The Bank of England held fire on further emergency measures for the UK economy today, despite another dose of worrying news from the manufacturing sector.
Interest rates were kept at a record low of 0.5% while the Bank's quantitative easing (QE) programme remained at £275 billion following the increase of £75 billion in October.
The no-change decision came despite a call from the British Chambers of Commerce to increase its support with a £50 billion top-up to QE, following October's shock increase.
But the Bank opted not to move yet as it waits for a clearer picture of how the economy fared in the final quarter of 2011 following mixed recent data.
Fears intensified today that the economy might have slipped into reverse in the fourth quarter of 2011, after Office for National Statistics figures revealed industrial production declined by 0.6% in November, following a 1% fall in October.
Manufacturing output fell 0.2% in November although its decline was at a lower rate than the previous month.
There have also been recent signs that the economy improved slightly in December, with industry surveys coming in stronger than expected.
Growth in the powerhouse services sector, which makes up 75% of the UK economy, is likely to have saved the wider economy from contraction in the final quarter, while surveys reported growth in manufacturing and construction.
But the crisis in the eurozone - which the Bank cited as one of the key threats to UK recovery - continues to rumble on as EU leaders are yet to deliver a concrete plan to resolve the region's problems.
Economists still expect a further £50 billion of QE from the Bank of England in both the first and second quarters of this year, taking the total up to £375 billion.

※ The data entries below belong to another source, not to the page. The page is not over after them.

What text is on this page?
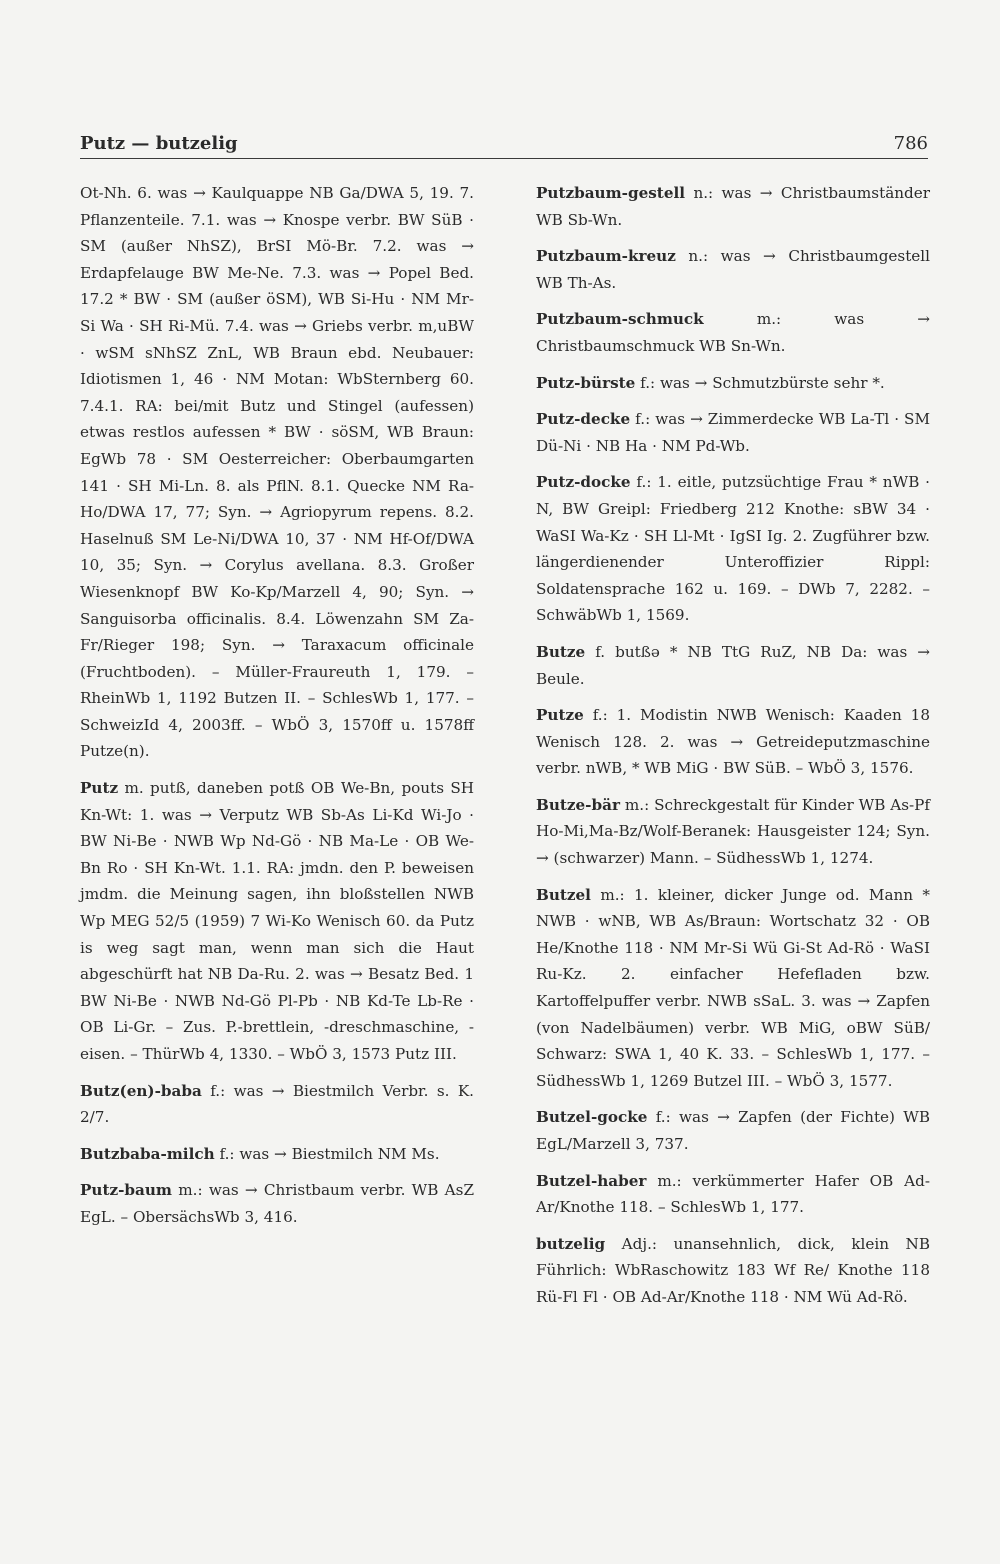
Putz — butzelig	786

Ot-Nh. 6. was → Kaulquappe NB Ga/DWA 5, 19. 7. Pflanzenteile. 7.1. was → Knospe verbr. BW SüB · SM (außer NhSZ), BrSI Mö-Br. 7.2. was → Erdapfelauge BW Me-Ne. 7.3. was → Popel Bed. 17.2 * BW · SM (außer öSM), WB Si-Hu · NM Mr-Si Wa · SH Ri-Mü. 7.4. was → Griebs verbr. m,uBW · wSM sNhSZ ZnL, WB Braun ebd. Neubauer: Idiotismen 1, 46 · NM Motan: WbSternberg 60. 7.4.1. RA: bei/mit Butz und Stingel (aufessen) etwas restlos aufessen * BW · söSM, WB Braun: EgWb 78 · SM Oesterreicher: Oberbaumgarten 141 · SH Mi-Ln. 8. als PflN. 8.1. Quecke NM Ra-Ho/DWA 17, 77; Syn. → Agriopyrum repens. 8.2. Haselnuß SM Le-Ni/DWA 10, 37 · NM Hf-Of/DWA 10, 35; Syn. → Corylus avellana. 8.3. Großer Wiesenknopf BW Ko-Kp/Marzell 4, 90; Syn. → Sanguisorba officinalis. 8.4. Löwenzahn SM Za-Fr/Rieger 198; Syn. → Taraxacum officinale (Fruchtboden). – Müller-Fraureuth 1, 179. – RheinWb 1, 1192 Butzen II. – SchlesWb 1, 177. – SchweizId 4, 2003ff. – WbÖ 3, 1570ff u. 1578ff Putze(n).

Putz m. putß, daneben potß OB We-Bn, pouts SH Kn-Wt: 1. was → Verputz WB Sb-As Li-Kd Wi-Jo · BW Ni-Be · NWB Wp Nd-Gö · NB Ma-Le · OB We-Bn Ro · SH Kn-Wt. 1.1. RA: jmdn. den P. beweisen jmdm. die Meinung sagen, ihn bloßstellen NWB Wp MEG 52/5 (1959) 7 Wi-Ko Wenisch 60. da Putz is weg sagt man, wenn man sich die Haut abgeschürft hat NB Da-Ru. 2. was → Besatz Bed. 1 BW Ni-Be · NWB Nd-Gö Pl-Pb · NB Kd-Te Lb-Re · OB Li-Gr. – Zus. P.-brettlein, -dreschmaschine, -eisen. – ThürWb 4, 1330. – WbÖ 3, 1573 Putz III.

Butz(en)-baba f.: was → Biestmilch Verbr. s. K. 2/7.

Butzbaba-milch f.: was → Biestmilch NM Ms.

Putz-baum m.: was → Christbaum verbr. WB AsZ EgL. – ObersächsWb 3, 416.

Putzbaum-gestell n.: was → Christbaumständer WB Sb-Wn.

Putzbaum-kreuz n.: was → Christbaumgestell WB Th-As.

Putzbaum-schmuck	m.: was → Christbaumschmuck WB Sn-Wn.

Putz-bürste f.: was → Schmutzbürste sehr *.

Putz-decke f.: was → Zimmerdecke WB La-Tl · SM Dü-Ni · NB Ha · NM Pd-Wb.

Putz-docke f.: 1. eitle, putzsüchtige Frau * nWB · N, BW Greipl: Friedberg 212 Knothe: sBW 34 · WaSI Wa-Kz · SH Ll-Mt · IgSI Ig. 2. Zugführer bzw. längerdienender Unteroffizier Rippl: Soldatensprache 162 u. 169. – DWb 7, 2282. – SchwäbWb 1, 1569.

Butze f. butßə * NB TtG RuZ, NB Da: was → Beule.

Putze f.: 1. Modistin NWB Wenisch: Kaaden 18 Wenisch 128. 2. was → Getreideputzmaschine verbr. nWB, * WB MiG · BW SüB. – WbÖ 3, 1576.

Butze-bär m.: Schreckgestalt für Kinder WB As-Pf Ho-Mi,Ma-Bz/Wolf-Beranek: Hausgeister 124; Syn. → (schwarzer) Mann. – SüdhessWb 1, 1274.

Butzel m.: 1. kleiner, dicker Junge od. Mann * NWB · wNB, WB As/Braun: Wortschatz 32 · OB He/Knothe 118 · NM Mr-Si Wü Gi-St Ad-Rö · WaSI Ru-Kz. 2. einfacher Hefefladen bzw. Kartoffelpuffer verbr. NWB sSaL. 3. was → Zapfen (von Nadelbäumen) verbr. WB MiG, oBW SüB/ Schwarz: SWA 1, 40 K. 33. – SchlesWb 1, 177. – SüdhessWb 1, 1269 Butzel III. – WbÖ 3, 1577.

Butzel-gocke f.: was → Zapfen (der Fichte) WB EgL/Marzell 3, 737.

Butzel-haber m.: verkümmerter Hafer OB Ad-Ar/Knothe 118. – SchlesWb 1, 177.

butzelig Adj.: unansehnlich, dick, klein NB Führlich: WbRaschowitz 183 Wf Re/ Knothe 118 Rü-Fl Fl · OB Ad-Ar/Knothe 118 · NM Wü Ad-Rö.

The minutes from the monetary policy committee's (MPC) last meeting in December suggested a further cash injection to boost the economy was highly probable but not until February at the earliest, as the committee has yet to complete the latest round of QE.
Ian McCafferty, chief economic adviser at business body CBI, said: "Today's decision by the MPC to leave monetary policy unchanged was expected, since the current round of asset purchases is not yet complete.
"But with economic conditions fragile and inflation expected to undershoot, the MPC appears to be signalling that a further extension of the asset purchase programme is likely in the months ahead."
Holding interest rates at 0.5% will be welcomed by borrowers, but the extended period of lower lending costs spells more misery for pensioners and savers, who will continue to suffer low returns on their money at a time when inflation is eroding the value of their deposits.